Cette vision des bas-fonds chez les (petits) bourges sonne comme une fusion improbable de Gaspar Noé et Claude Lelouch, une espèce d'envers de drame familial lénifiant, où tous les éléments nécessaires à l'épanouissement d'une magie conforme à la morale traditionnelle sont absents (le couple n'a pas d'enfants) ou mis en échecs (l'amour est mort, les fonctions sociales sont ingrates, la connivence n'existe que dans la dégradation). Adaptation très fidèle de la nouvelle éponyme de Edward Albee (1962), ce film marque l'entrée en scène de Mike Nichols, dont c'est la toute première réalisation et qui deviendra le spécialiste des problèmes de couple au cinéma (jusqu'à Closer en 2004). Son opus suivant, le remarquable Le Lauréat, confirmera toute l'intelligence affirmée dans Virginia Woolf, où la vulgarité est l'instrument du génie.
Dans ces deux premiers films, les personnages sont outranciers, bêtes, conformistes, lâches : ils ne sont pas dignes, ils sont réellement normaux, mais en pire. Idéalement, ils ne devraient pas être sur grand-écran, ou alors dans du bis ou des drames d'auteurs un peu à l'écart du cinéma respectable. Comme Le Lauréat, Virginia Wolf est un film non-perfectionniste, où s'affichent des dimensions minables ou peu flatteuses des individus. Au lieu de rire bêtement ou blâmer lourdement ces vices grossiers, nous les voyons comme des manifestations maladroites d'états d'âmes pénibles, de névroses ou de découragements. Le Lauréat sera plus sobre, plus allégorique ; Virginia Woolf est d'une violence psychologique horrible, surprenante de la part de la Warner Bros. Cette introspection alcoolique affreuse explore toutes les nuances du rire et du dégoût pour abandonner George, Martha et nous-mêmes dans une tristesse sordide lorsque la lumière s'éteint.

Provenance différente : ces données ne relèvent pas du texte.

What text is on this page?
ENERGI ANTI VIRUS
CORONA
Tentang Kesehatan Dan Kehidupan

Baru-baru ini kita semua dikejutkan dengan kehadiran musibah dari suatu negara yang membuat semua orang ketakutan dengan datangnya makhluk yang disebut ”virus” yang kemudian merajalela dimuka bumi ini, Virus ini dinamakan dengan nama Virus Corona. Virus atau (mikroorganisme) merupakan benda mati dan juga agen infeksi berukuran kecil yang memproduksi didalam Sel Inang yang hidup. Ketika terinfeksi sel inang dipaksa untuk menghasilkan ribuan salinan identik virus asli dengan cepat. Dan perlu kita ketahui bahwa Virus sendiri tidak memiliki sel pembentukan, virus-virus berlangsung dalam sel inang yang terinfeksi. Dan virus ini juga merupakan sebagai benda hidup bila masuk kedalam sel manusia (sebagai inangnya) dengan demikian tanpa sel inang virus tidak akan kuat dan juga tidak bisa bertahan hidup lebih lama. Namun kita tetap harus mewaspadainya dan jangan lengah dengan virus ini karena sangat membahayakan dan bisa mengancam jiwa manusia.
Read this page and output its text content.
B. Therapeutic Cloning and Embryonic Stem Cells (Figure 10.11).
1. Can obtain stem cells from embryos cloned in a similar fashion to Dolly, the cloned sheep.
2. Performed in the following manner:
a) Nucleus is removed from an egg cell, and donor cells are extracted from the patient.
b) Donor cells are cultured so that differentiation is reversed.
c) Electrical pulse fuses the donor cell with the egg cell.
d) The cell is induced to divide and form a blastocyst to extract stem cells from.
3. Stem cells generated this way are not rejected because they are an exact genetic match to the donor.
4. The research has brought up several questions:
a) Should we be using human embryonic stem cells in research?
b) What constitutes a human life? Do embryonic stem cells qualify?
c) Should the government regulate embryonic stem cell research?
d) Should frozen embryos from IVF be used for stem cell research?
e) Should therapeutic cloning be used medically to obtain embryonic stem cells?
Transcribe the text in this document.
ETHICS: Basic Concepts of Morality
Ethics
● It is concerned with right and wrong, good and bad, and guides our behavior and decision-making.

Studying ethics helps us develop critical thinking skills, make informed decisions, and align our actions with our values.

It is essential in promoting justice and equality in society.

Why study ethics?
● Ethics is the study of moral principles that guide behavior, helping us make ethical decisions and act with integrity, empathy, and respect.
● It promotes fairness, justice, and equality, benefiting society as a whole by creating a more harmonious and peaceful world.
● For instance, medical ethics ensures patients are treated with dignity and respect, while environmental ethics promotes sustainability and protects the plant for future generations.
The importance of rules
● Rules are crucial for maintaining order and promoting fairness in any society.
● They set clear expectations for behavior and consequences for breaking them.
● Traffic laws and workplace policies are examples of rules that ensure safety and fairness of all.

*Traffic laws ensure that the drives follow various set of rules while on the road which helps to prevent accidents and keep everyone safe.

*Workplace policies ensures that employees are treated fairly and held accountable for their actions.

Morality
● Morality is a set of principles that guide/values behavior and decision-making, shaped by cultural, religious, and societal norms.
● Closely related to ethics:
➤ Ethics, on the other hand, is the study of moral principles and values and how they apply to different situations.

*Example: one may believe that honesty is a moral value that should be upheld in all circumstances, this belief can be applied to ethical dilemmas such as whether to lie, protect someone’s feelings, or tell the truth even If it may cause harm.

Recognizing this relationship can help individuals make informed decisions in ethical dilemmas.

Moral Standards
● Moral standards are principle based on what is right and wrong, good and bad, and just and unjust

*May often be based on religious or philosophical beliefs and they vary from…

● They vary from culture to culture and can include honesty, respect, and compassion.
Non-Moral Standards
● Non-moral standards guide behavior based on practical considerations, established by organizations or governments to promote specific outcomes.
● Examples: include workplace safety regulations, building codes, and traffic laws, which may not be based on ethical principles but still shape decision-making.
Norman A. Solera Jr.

Avec profondeur et frontalité, renoncer à toute vanité ; accepter toute la laideur et l'ingratitude de son existence, oser contempler la vieillesse en train de l'emporter déjà ; sentir la descente et mûrir salement. Pour rien en particulier, juste parce que le temps des illusions s'est envolé et qu'on s'est rétamé, comme tout homme ou toute femme. Le bonheur ensuite ? Peut-être, peu importe, il faut allez au bout de soi d'abord, jeter tout, les rêves, les prétentions, les idéaux, tous les masques : et enfin se voir nu, trivial et finalement ridicule, se rappeler les bêtises du passé et assumer sa petitesse intrinsèque. La plupart des gens veulent bien participer à des concours d'humilité mais en vérité, seuls les plus simples ou écervelés acceptent sans en souffrir la véritable résignation : je suis médiocre comme mon prochain, je suis de passage et ma vie n'est ni merveilleuse ni une aventure, je ne laisserais et n'emporterais rien. L'expérience de George et Martha montre à quel point cette phase de la résignation est ravageuse.